第89話 ▶来ル
時を同じくして。
ばさり、と海の上を何かが通った。その数、三。みな一様に黒い翼を生やし、目的の場所に向けてそれをはためかせている。
紅一点である少女は、口をへの字に曲げて言った。
「で、いつになったら桃神郷は見えてくるわけ? ビドゥ! アタシ、疲れてきたんだけど」
「そう言うなよお嬢さん。カリカリしてると嫌われちゃうぜ?」
ビドゥと呼ばれた筋骨隆々の男は、意味深な笑みをニヤリと浮かべる。
果たして含意を理解したのか、女は顔を真っ赤にして声をあげた。
「うっさい! あんたに言われなくたって、ダァトはアタシに夢中なのよ!」
「わーってるって。冗談だよ、冗談」
少女は金色の髪をかきあげて鼻息を吐いた。くりっとした瞳はせわしなく動いている。
なにか言い返してやろう、と少女は唇を尖らせた。
「第一、ビドゥ! あんただってこの前、新入りの桃太郎にシバかれてたじゃないの!」
「フッ。それは違うぜ、お嬢さん。あれはダァトがちゃんと船に忍び込めたかを確かめていたのさ」
「シバかれてたじゃないの!」
ぴきぴき、とビドゥの浅黒い顔に青筋が立つ。
「だーっ、うるせえよ! あん時はちょびっと油断しただけだ。それに、どう考えたってあいつの強さの方が異常だったぜ。お嬢さんだって見てたろ、動きが新人のそれじゃなかったっつーの!」
「逆ギレとかカッコ悪いわねえ。『吉良三連星』の名が泣くわよ」
「なんだとー!」
海上を飛行する二人の間で口喧嘩が勃発。それを、残った白髪の青年が一喝する。
「戯れるな馬鹿ども。黙ってダァトの映像を確認し、襲撃に備えろ」
「チッ、わーってるよ、トロア」
「気に入られてるからって、リーダー面しちゃってさ」
愚痴をこぼしつつも、二人は正面に視線を戻す。広がるのは青い海ばかりだ。
それと、もう一つ。彼らが意識を飛ばすことで視界にウィンドウが現れる。
映っているのは、桃栗祭の目玉。ランク対抗戦決勝戦の様子だった。
「なんだよ、思ったより善戦してるじゃねえか」
「でも、あのトロアみたいな黒コート男も中々の手腕よ。如意棒みたいな武器も持ってるし、これはダァトのピンチね……っ」
思いのほか彼が闘えていることにビドゥは驚き、戦局を冷静に分析する少女。
トロアと呼ばれた白髪の青年は、不敵な笑みを口元にたたえた。
「ランク対抗戦……実にいい機会だ。直々に手を下すまでもなく、自分たちで負傷し合ってくれるのだからな」
「トロア、顔、コワッ」
金髪少女のツッコミなどどこ吹く風、トロアは先ほどまでのクールな表情を捨て、残虐に嗤った。
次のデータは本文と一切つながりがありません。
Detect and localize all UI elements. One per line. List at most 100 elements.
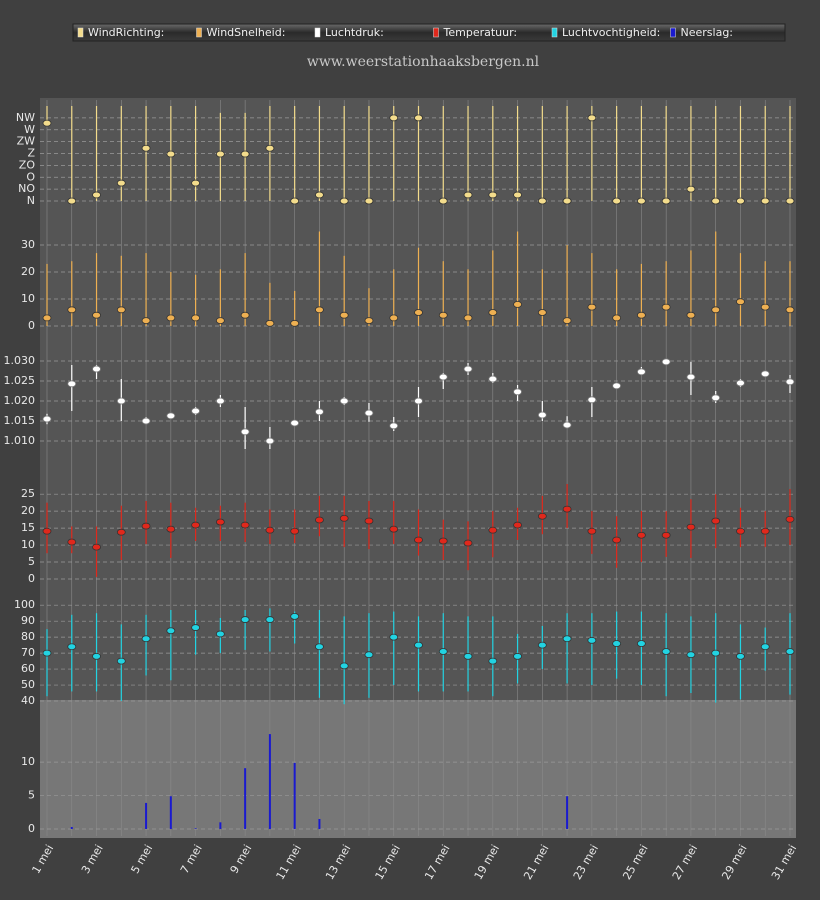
point — [463, 652, 473, 660]
point — [315, 306, 324, 314]
y-tick-label: N — [27, 194, 35, 207]
point — [760, 643, 770, 651]
point — [686, 311, 696, 319]
y-tick-label: ZO — [19, 158, 36, 171]
point — [537, 309, 547, 316]
point — [438, 197, 448, 205]
point — [463, 314, 473, 322]
point — [760, 527, 770, 535]
point — [92, 311, 101, 319]
point — [116, 397, 126, 405]
bar — [70, 826, 73, 829]
point — [488, 191, 498, 199]
point — [736, 527, 745, 535]
point — [760, 303, 770, 311]
legend-entry: Luchtvochtigheid: — [562, 26, 660, 39]
y-tick-label: 1.030 — [4, 354, 36, 367]
legend-entry: Neerslag: — [681, 26, 734, 39]
legend-swatch — [551, 27, 558, 38]
point — [42, 415, 52, 423]
point — [265, 144, 275, 152]
point — [736, 298, 745, 306]
subtitle: www.weerstationhaaksbergen.nl — [307, 54, 540, 70]
point — [215, 518, 225, 526]
point — [637, 311, 646, 319]
y-tick-label: 10 — [21, 755, 35, 768]
point — [389, 114, 399, 122]
point — [612, 314, 622, 322]
point — [562, 197, 572, 205]
point — [290, 197, 300, 205]
bar — [244, 768, 247, 829]
y-tick-label: 1.025 — [4, 374, 36, 387]
point — [785, 515, 795, 523]
point — [240, 521, 250, 529]
point — [315, 191, 324, 199]
bar — [293, 762, 296, 829]
point — [637, 640, 646, 647]
point — [612, 382, 622, 390]
point — [637, 197, 646, 205]
point — [438, 373, 448, 381]
point — [736, 652, 745, 660]
point — [612, 640, 622, 647]
point — [166, 412, 176, 420]
point — [166, 150, 176, 158]
point — [116, 528, 126, 536]
point — [661, 648, 671, 655]
y-tick-label: 50 — [21, 678, 35, 691]
point — [438, 648, 448, 655]
legend-box — [72, 23, 786, 42]
y-tick-label: W — [24, 123, 35, 136]
y-tick-label: 15 — [21, 521, 35, 534]
point — [240, 311, 250, 319]
legend-entry: WindRichting: — [88, 26, 164, 39]
point — [315, 643, 324, 651]
point — [42, 119, 52, 127]
point — [315, 408, 324, 416]
bar — [268, 734, 271, 829]
point — [612, 536, 622, 544]
point — [215, 397, 225, 405]
point — [265, 616, 275, 623]
point — [488, 657, 498, 665]
point — [339, 514, 349, 522]
point — [240, 428, 250, 436]
point — [339, 311, 349, 319]
point — [785, 648, 795, 655]
point — [438, 311, 448, 319]
point — [265, 526, 275, 534]
point — [215, 150, 225, 158]
y-tick-label: 20 — [21, 265, 35, 278]
point — [92, 365, 101, 373]
y-tick-label: 5 — [28, 555, 35, 568]
point — [661, 531, 671, 539]
point — [760, 197, 770, 205]
point — [166, 627, 176, 635]
y-tick-label: 5 — [28, 789, 35, 802]
point — [562, 421, 572, 429]
point — [513, 521, 522, 529]
y-tick-label: Z — [27, 147, 35, 160]
legend-swatch — [314, 27, 321, 38]
legend-swatch — [670, 27, 676, 38]
point — [587, 303, 597, 311]
point — [537, 641, 547, 649]
point — [513, 300, 522, 308]
y-tick-label: 10 — [21, 292, 35, 305]
point — [166, 525, 176, 533]
point — [661, 303, 671, 311]
point — [562, 317, 572, 325]
point — [785, 306, 795, 314]
point — [537, 411, 547, 419]
y-tick-label: 60 — [21, 662, 35, 675]
point — [537, 197, 547, 205]
y-tick-label: 80 — [21, 630, 35, 643]
point — [389, 525, 399, 533]
point — [562, 505, 572, 513]
y-tick-label: 25 — [21, 487, 35, 500]
bar — [145, 802, 148, 829]
point — [42, 314, 52, 322]
point — [711, 517, 721, 525]
point — [339, 197, 349, 205]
「愚かなものよ。ツワモノとされている桃太郎は、現在大なり小なり消耗している。そこを根こそぎ潰せばやつらの戦力は大幅ダウンだ。運が良ければ、語り手もわが手で……ククク」
「あーあ、聞いてないわねこりゃ」
「いいじゃねえか、お嬢さん。トロアが好き勝手やってんだ、俺たちも好きにやろうじゃんか」
「それもそうね!」
三人は各々の思いを胸に、地図には記されていない孤島を目指す。
頭部に生えた二本の角。
彼らは死神でなければ悪魔でもない。
「もうすぐ迎えに行くからね、ダァト」
「アンジュ。やつの人間名はダァトではなく……」
「わかってるわよ! あんた、ほんと教師には向いてないわね」
アンジュと呼ばれた金髪の少女は、両手を自身の胸に当てた。
「待っててね、唯人……! もうすぐ行くからっ」
恋する乙女、アンジュ。
力自慢の筋肉漢、ビドゥ。
冷静沈着な青年、トロア。
彼らは日常に潜む闇、鬼である。